59- Ve böyle kâfirler asla kendilerini sebketmiş, (yani kaçıp kurtulmuş,) arkalarından yetişilip yakalanamaz zannetmesinler. Kesinlikle onlar aciz bırakamazlar. Ne Allah'ı, ne seni, ne de arkalarından koşup yetişecek olan hak ve adalet ehlini aciz bırakamazlar, yıldıramazlar. Bundan dolayı, sözleşmenin feshedildiği kendilerine ilan edildiği zaman, onlar daha önce ahitlerini bozmaya karar vermiş olduklarından, kendilerini ileri geçmiş, hıyanetlerinin cezasından kaçıp kurtulmuş zannetmesinler. Siz de onlara yaptığınız ilandan dolayı onları uyandırırız, önce davranmış bulunurlar da kendilerine yetişmekten aciz kalırız zannında bulunmayın. Nitekim muhatap siğasıyle kırâetleri bu mânâda sarihtir.

Mâide Sûresi'nde de "Sözlerini bozdukları için onları lanetledik ve kalblerini katılaştırdık. Kelimeleri yerlerinden değiştiriyorlar. Uyarıldıkları şeyden pay almayı unuttular. İçlerinden pek azı hariç, daima onlardan hainlik görürsün. Yine de onları affet, aldırma. Çünkü Allah güzel davrananları sever." (Mâide, 5/13) buyurulmuştur (bu âyetin tefsirine bkz.) Hainler ne yaparlarsa yapsınlar hıyanetlerinin cezası mutlaka kendilerini bulur ve bulmalıdır. Bundan dolayı bütün olacakları hesaba katarak, ve göz önünde bulundurarak öyle antlaşmayı boz.

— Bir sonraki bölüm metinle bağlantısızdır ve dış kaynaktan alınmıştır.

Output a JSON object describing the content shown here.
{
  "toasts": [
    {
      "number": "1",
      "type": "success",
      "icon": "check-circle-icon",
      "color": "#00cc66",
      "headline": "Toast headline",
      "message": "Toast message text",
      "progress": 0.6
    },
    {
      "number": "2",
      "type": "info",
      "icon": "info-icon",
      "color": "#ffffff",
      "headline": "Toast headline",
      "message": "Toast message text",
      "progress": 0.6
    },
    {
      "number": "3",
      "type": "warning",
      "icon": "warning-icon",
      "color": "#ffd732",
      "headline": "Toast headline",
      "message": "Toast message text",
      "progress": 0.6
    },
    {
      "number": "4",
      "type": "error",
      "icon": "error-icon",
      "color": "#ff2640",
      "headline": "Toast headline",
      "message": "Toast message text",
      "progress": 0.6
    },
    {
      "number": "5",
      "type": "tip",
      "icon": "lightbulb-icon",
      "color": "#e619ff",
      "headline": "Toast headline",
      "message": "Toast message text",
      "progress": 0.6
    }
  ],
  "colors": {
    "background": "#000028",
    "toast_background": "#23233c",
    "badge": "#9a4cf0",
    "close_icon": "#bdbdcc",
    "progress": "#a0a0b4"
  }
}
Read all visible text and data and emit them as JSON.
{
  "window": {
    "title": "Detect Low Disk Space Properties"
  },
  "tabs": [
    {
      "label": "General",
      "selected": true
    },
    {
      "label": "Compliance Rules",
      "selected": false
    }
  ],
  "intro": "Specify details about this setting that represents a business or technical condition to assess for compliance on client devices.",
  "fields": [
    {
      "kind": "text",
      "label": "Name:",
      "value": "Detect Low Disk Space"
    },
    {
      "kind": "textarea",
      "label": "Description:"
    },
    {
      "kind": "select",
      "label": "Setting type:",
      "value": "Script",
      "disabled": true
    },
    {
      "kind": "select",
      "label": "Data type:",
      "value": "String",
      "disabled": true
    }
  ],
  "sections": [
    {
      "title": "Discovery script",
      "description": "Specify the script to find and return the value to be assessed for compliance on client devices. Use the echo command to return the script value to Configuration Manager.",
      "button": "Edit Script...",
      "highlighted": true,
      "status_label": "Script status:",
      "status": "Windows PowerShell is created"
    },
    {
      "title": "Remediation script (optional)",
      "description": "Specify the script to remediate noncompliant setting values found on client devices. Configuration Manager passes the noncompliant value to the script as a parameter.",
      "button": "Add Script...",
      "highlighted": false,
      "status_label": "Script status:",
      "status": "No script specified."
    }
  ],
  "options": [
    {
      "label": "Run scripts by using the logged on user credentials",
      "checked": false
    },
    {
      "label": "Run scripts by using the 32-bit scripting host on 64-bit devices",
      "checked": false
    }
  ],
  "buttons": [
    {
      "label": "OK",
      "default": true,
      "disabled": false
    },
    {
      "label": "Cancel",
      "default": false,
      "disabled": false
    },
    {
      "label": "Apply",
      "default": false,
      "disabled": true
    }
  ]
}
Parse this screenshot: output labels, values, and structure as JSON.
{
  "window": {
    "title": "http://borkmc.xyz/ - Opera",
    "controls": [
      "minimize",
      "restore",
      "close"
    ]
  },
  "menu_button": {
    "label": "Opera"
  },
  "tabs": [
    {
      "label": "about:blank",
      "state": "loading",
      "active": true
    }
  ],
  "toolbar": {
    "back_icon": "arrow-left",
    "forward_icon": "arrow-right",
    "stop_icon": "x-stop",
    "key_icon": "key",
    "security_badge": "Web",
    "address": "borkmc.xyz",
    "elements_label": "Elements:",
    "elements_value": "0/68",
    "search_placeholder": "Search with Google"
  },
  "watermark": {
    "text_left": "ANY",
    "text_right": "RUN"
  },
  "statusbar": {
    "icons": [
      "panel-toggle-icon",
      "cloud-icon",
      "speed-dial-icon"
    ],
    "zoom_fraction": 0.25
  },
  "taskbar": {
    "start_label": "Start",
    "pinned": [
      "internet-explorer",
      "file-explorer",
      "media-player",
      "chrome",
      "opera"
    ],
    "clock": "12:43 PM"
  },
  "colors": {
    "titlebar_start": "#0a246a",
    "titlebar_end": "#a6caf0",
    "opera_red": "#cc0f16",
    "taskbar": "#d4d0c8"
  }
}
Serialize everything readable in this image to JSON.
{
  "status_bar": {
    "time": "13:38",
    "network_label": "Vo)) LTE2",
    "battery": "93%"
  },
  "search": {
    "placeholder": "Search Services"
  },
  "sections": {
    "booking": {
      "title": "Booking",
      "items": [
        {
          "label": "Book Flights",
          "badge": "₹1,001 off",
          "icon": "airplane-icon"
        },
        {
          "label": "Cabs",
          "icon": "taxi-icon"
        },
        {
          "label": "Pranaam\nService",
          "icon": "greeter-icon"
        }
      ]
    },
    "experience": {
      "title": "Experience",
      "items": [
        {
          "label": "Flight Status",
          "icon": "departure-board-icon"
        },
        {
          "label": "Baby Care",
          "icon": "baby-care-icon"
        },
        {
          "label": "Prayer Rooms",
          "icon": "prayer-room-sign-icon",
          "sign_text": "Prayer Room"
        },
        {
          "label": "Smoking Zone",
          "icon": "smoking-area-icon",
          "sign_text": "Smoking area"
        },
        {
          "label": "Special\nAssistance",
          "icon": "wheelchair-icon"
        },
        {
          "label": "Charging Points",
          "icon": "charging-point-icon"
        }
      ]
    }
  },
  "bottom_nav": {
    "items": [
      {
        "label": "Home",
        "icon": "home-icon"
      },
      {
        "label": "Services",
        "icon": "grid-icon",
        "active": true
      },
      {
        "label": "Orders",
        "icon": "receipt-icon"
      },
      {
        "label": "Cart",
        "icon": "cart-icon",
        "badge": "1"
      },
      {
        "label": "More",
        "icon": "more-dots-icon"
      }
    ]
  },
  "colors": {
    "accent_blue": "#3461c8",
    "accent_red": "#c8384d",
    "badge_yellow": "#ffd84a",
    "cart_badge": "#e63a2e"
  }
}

60- Ve ey müminler! Hepiniz onlar için kuvvet olabilecek her şeyden ve bağlı atlardan gücünüzün yettiğince hazırlayın. Yani savaş için kuvvetli olmanıza sebep olabilecek her neye gücünüz yetiyorsa onu hazırlayın, her zaman hazırlıklı olmaya bakın. Bedir'de olduğu gibi, aletsiz ve hazırlıksız bulunmayın. Bu hazırlık ile Allah'ın düşmanı ve aynı zamanda sizin de düşmanınız olan o düşmanları, o Mekke müşriklerini ki, onlardan başka daha nicelerini ki; Onları siz bilmezsiniz, (sayılarını veya düşmanlık derecelerini) Allah bilir. İşte bütün bunları irhab edersiniz, yani yapmış olduğunuz hazırlıklarla bunları korkutur, sindirirsiniz. Gücünüz yettiği ölçüde bu korkutmayı gerçekleştirecek bir halde kuvvet hazırlayınız. Ve Allah yolunda sarfedeceğiniz her şey size ecir olarak aynen ödenecekir. Ve siz hiçbir şekilde zulme, haksızlığa uğratılmazsınız. Ameliniz boşa giderilmez, kesinlikle faydasını görürsünüz, sevabından zerre kadar eksik bırakılmazsınız. "İki bağın ikisi de yemişlerini vermiş ve hiçbir şeyi eksik bırakmamıştır." (Kehf, 18/33).

61- Ve eğer onlar, (o nebz veya çekingenlikten dolayı) barışa meyil gösterirlerse sen de barışa meylet. Zira asıl maksat savaş değil, barış ve selamettir.

Nitekim bu konuda şöyle denilmiştir:

"Barış ve uzlaşma ortamında sen dilediğini seçer alırsın."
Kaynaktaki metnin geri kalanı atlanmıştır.